In Greek mythology and Roman mythology, a harpy (plural 'harpies') was a half-human and half-bird personification of storm winds, in Homeric poems.

They were generally depicted as birds with the heads of maidens, faces pale with hunger and long claws on their hands. Roman and Byzantine writers detailed their ugliness. Pottery art depicting the harpies featured beautiful women with wings. Ovid described them as human-vultures. The harpies seem originally to have been wind spirits (personifications of the destructive nature of wind).
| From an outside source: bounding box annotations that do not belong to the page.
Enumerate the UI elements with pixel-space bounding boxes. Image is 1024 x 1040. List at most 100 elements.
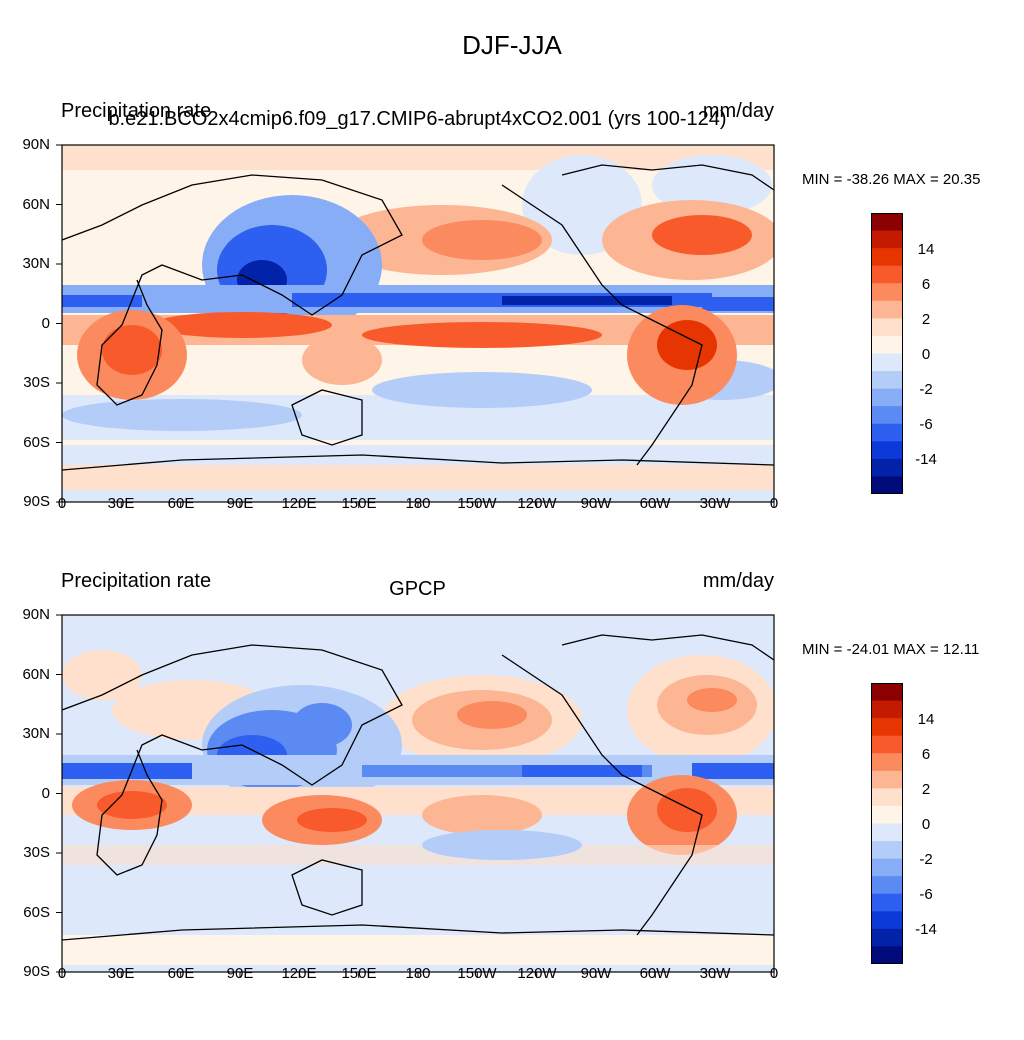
colorbar-swatch xyxy=(871,718,903,737)
colorbar-label: 6 xyxy=(921,276,931,293)
min-max-label: MIN = -38.26 MAX = 20.35 xyxy=(802,171,981,188)
x-tick-label: 0 xyxy=(769,495,779,512)
colorbar-swatch xyxy=(871,406,903,425)
x-tick-label: 0 xyxy=(57,965,67,982)
colorbar-swatch xyxy=(871,788,903,807)
colorbar-swatch xyxy=(871,946,903,964)
colorbar-swatch xyxy=(871,823,903,842)
colorbar-swatch xyxy=(871,230,903,249)
colorbar-label: -14 xyxy=(915,921,937,938)
colorbar-swatch xyxy=(871,265,903,284)
colorbar-label: -2 xyxy=(919,851,933,868)
colorbar-label: -14 xyxy=(915,451,937,468)
colorbar-swatch xyxy=(871,753,903,772)
x-tick-label: 60E xyxy=(167,965,195,982)
map-panel-observed: Precipitation rate GPCP mm/day MIN = -24… xyxy=(0,570,1024,1040)
x-tick-label: 30E xyxy=(107,495,135,512)
y-tick-label: 90S xyxy=(23,963,50,980)
panel-center-title: GPCP xyxy=(389,578,446,600)
x-tick-label: 60W xyxy=(639,965,671,982)
x-tick-label: 0 xyxy=(57,495,67,512)
colorbar-swatch xyxy=(871,318,903,337)
colorbar-label: -6 xyxy=(919,416,933,433)
x-tick-label: 90E xyxy=(226,965,254,982)
y-tick-label: 30S xyxy=(23,374,50,391)
colorbar-label: -2 xyxy=(919,381,933,398)
y-tick-label: 0 xyxy=(41,315,50,332)
colorbar-label: 14 xyxy=(917,241,935,258)
colorbar-swatch xyxy=(871,841,903,860)
y-tick-label: 90N xyxy=(22,136,50,153)
x-tick-label: 150E xyxy=(341,965,377,982)
y-tick-label: 90S xyxy=(23,493,50,510)
x-tick-label: 180 xyxy=(405,965,431,982)
colorbar-swatch xyxy=(871,770,903,789)
colorbar-label: -6 xyxy=(919,886,933,903)
colorbar-swatch xyxy=(871,213,903,232)
x-tick-label: 90W xyxy=(580,965,612,982)
colorbar-frame xyxy=(871,213,903,494)
figure-title: DJF-JJA xyxy=(462,30,562,60)
panel-center-title: b.e21.BCO2x4cmip6.f09_g17.CMIP6-abrupt4x… xyxy=(108,108,727,130)
panel-units: mm/day xyxy=(702,100,774,122)
y-tick-label: 0 xyxy=(41,785,50,802)
colorbar-swatch xyxy=(871,388,903,407)
x-tick-label: 60E xyxy=(167,495,195,512)
x-tick-label: 180 xyxy=(405,495,431,512)
y-tick-label: 60N xyxy=(22,196,50,213)
colorbar-swatch xyxy=(871,441,903,460)
x-tick-label: 150E xyxy=(341,495,377,512)
colorbar-swatch xyxy=(871,283,903,302)
colorbar-swatch xyxy=(871,353,903,372)
x-tick-label: 120W xyxy=(517,495,557,512)
y-tick-label: 30S xyxy=(23,844,50,861)
y-tick-label: 30N xyxy=(22,255,50,272)
panel-left-title: Precipitation rate xyxy=(61,570,212,592)
colorbar-frame xyxy=(871,683,903,964)
panel-units: mm/day xyxy=(702,570,774,592)
y-tick-label: 30N xyxy=(22,725,50,742)
x-tick-label: 150W xyxy=(457,965,497,982)
colorbar-label: 2 xyxy=(921,311,931,328)
colorbar-swatch xyxy=(871,735,903,754)
precip-difference-map xyxy=(61,615,777,972)
colorbar-swatch xyxy=(871,700,903,719)
x-tick-label: 60W xyxy=(639,495,671,512)
y-tick-label: 60S xyxy=(23,904,50,921)
colorbar-swatch xyxy=(871,248,903,267)
panel-left-title: Precipitation rate xyxy=(61,100,212,122)
x-tick-label: 30W xyxy=(699,965,731,982)
colorbar-swatch xyxy=(871,911,903,930)
x-tick-label: 120E xyxy=(281,495,317,512)
y-tick-label: 60S xyxy=(23,434,50,451)
x-tick-label: 0 xyxy=(769,965,779,982)
x-tick-label: 30W xyxy=(699,495,731,512)
x-tick-label: 90E xyxy=(226,495,254,512)
colorbar xyxy=(871,683,903,964)
colorbar-swatch xyxy=(871,423,903,442)
x-tick-label: 120W xyxy=(517,965,557,982)
map-panel-model: Precipitation rate b.e21.BCO2x4cmip6.f09… xyxy=(0,100,1024,570)
colorbar xyxy=(871,213,903,494)
colorbar-swatch xyxy=(871,371,903,390)
colorbar-swatch xyxy=(871,335,903,354)
colorbar-label: 2 xyxy=(921,781,931,798)
colorbar-swatch xyxy=(871,928,903,947)
colorbar-swatch xyxy=(871,458,903,477)
colorbar-swatch xyxy=(871,858,903,877)
colorbar-label: 0 xyxy=(921,346,931,363)
y-tick-label: 60N xyxy=(22,666,50,683)
min-max-label: MIN = -24.01 MAX = 12.11 xyxy=(802,641,980,658)
y-tick-label: 90N xyxy=(22,606,50,623)
x-tick-label: 90W xyxy=(580,495,612,512)
colorbar-swatch xyxy=(871,300,903,319)
colorbar-label: 14 xyxy=(917,711,935,728)
x-tick-label: 150W xyxy=(457,495,497,512)
colorbar-swatch xyxy=(871,876,903,895)
colorbar-swatch xyxy=(871,683,903,702)
x-tick-label: 30E xyxy=(107,965,135,982)
colorbar-label: 0 xyxy=(921,816,931,833)
colorbar-swatch xyxy=(871,893,903,912)
colorbar-swatch xyxy=(871,476,903,494)
colorbar-label: 6 xyxy=(921,746,931,763)
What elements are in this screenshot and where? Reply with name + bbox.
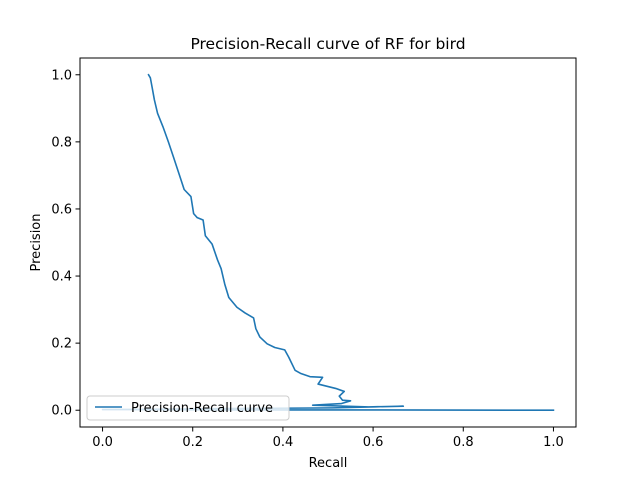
axis-ticks: 0.0 0.2 0.4 0.6 0.8 1.0 0.0 0.2 0.4 0.6 0.8 1.0 [51, 68, 563, 450]
y-axis-title: Precision [29, 213, 44, 271]
y-tick-label: 0.0 [51, 404, 72, 419]
legend-box [86, 395, 290, 421]
chart-title: Precision-Recall curve of RF for bird [190, 35, 465, 53]
x-tick-label: 0.4 [273, 435, 294, 450]
plot-frame [79, 57, 577, 428]
y-tick-label: 1.0 [51, 68, 72, 83]
x-axis-title: Recall [309, 456, 348, 471]
x-tick-label: 0.2 [182, 435, 203, 450]
series-line-precision-recall [101, 73, 555, 412]
y-tick-label: 0.6 [51, 202, 72, 217]
x-tick-label: 0.8 [453, 435, 474, 450]
legend-label: Precision-Recall curve [131, 401, 273, 416]
x-tick-label: 0.6 [363, 435, 384, 450]
legend: Precision-Recall curve [86, 395, 290, 421]
y-tick-label: 0.4 [51, 270, 72, 285]
y-tick-label: 0.2 [51, 337, 72, 352]
y-tick-label: 0.8 [51, 135, 72, 150]
x-tick-label: 1.0 [543, 435, 564, 450]
x-tick-label: 0.0 [92, 435, 113, 450]
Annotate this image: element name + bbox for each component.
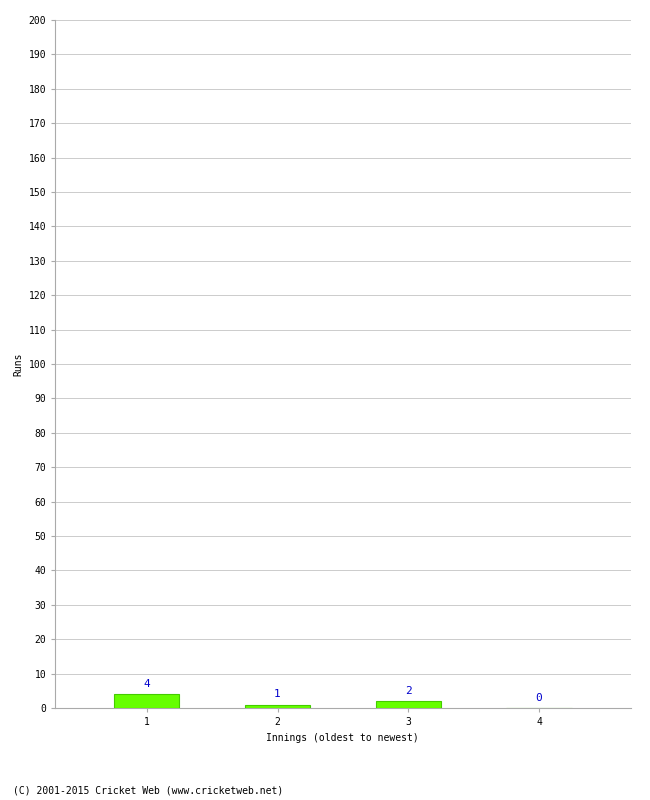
- Text: 0: 0: [536, 693, 542, 703]
- Bar: [376, 701, 441, 708]
- Text: 4: 4: [144, 679, 150, 689]
- Text: 1: 1: [274, 690, 281, 699]
- Y-axis label: Runs: Runs: [13, 352, 23, 376]
- Text: (C) 2001-2015 Cricket Web (www.cricketweb.net): (C) 2001-2015 Cricket Web (www.cricketwe…: [13, 786, 283, 795]
- Bar: [114, 694, 179, 708]
- X-axis label: Innings (oldest to newest): Innings (oldest to newest): [266, 733, 419, 742]
- Bar: [245, 705, 310, 708]
- Text: 2: 2: [405, 686, 411, 696]
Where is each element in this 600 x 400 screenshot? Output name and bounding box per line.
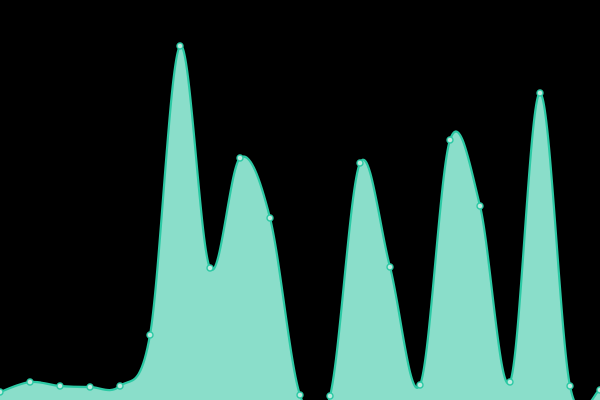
data-point-marker <box>0 388 4 396</box>
data-point-marker <box>236 154 244 162</box>
area-fill <box>0 45 600 400</box>
data-point-marker <box>566 382 574 390</box>
data-point-marker <box>506 378 514 386</box>
data-point-markers <box>0 42 600 400</box>
data-point-marker <box>296 391 304 399</box>
data-point-marker <box>206 264 214 272</box>
data-point-marker <box>176 42 184 50</box>
data-point-marker <box>416 381 424 389</box>
data-point-marker <box>476 202 484 210</box>
data-point-marker <box>116 382 124 390</box>
data-point-marker <box>386 263 394 271</box>
data-point-marker <box>356 159 364 167</box>
data-point-marker <box>26 378 34 386</box>
data-point-marker <box>266 214 274 222</box>
data-point-marker <box>326 392 334 400</box>
data-point-marker <box>536 89 544 97</box>
data-point-marker <box>146 331 154 339</box>
data-point-marker <box>86 383 94 391</box>
area-line <box>0 44 600 400</box>
data-point-marker <box>446 136 454 144</box>
data-point-marker <box>596 386 600 394</box>
data-point-marker <box>56 382 64 390</box>
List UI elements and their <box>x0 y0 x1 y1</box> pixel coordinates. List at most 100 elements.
Their name means "snatchers" or "swift robbers" and they steal food from their victims while they are eating and carry evildoers (especially those who have killed their family) to the Erinyes. When a person suddenly disappeared from the earth, it was said that he had been carried off by the harpies. Thus, they carried off the daughters of king Pandareus and gave them as servants to the Erinyes. In this form they were agents of punishment who abducted people and tortured them on their way to Tartarus. They were vicious, cruel and violent.

The harpies were called "the hounds of mighty Zeus" thus "ministers of the Thunderer (Zeus)". Later writers listed the harpies among the guardians of the underworld among other monstrosities including the Centaurs, Scylla, Briareus, Lernaean Hydra, Chimera, Gorgons and Geryon. Their abode is either the islands called Strophades, a place at the entrance of Orcus, or a cave in Crete.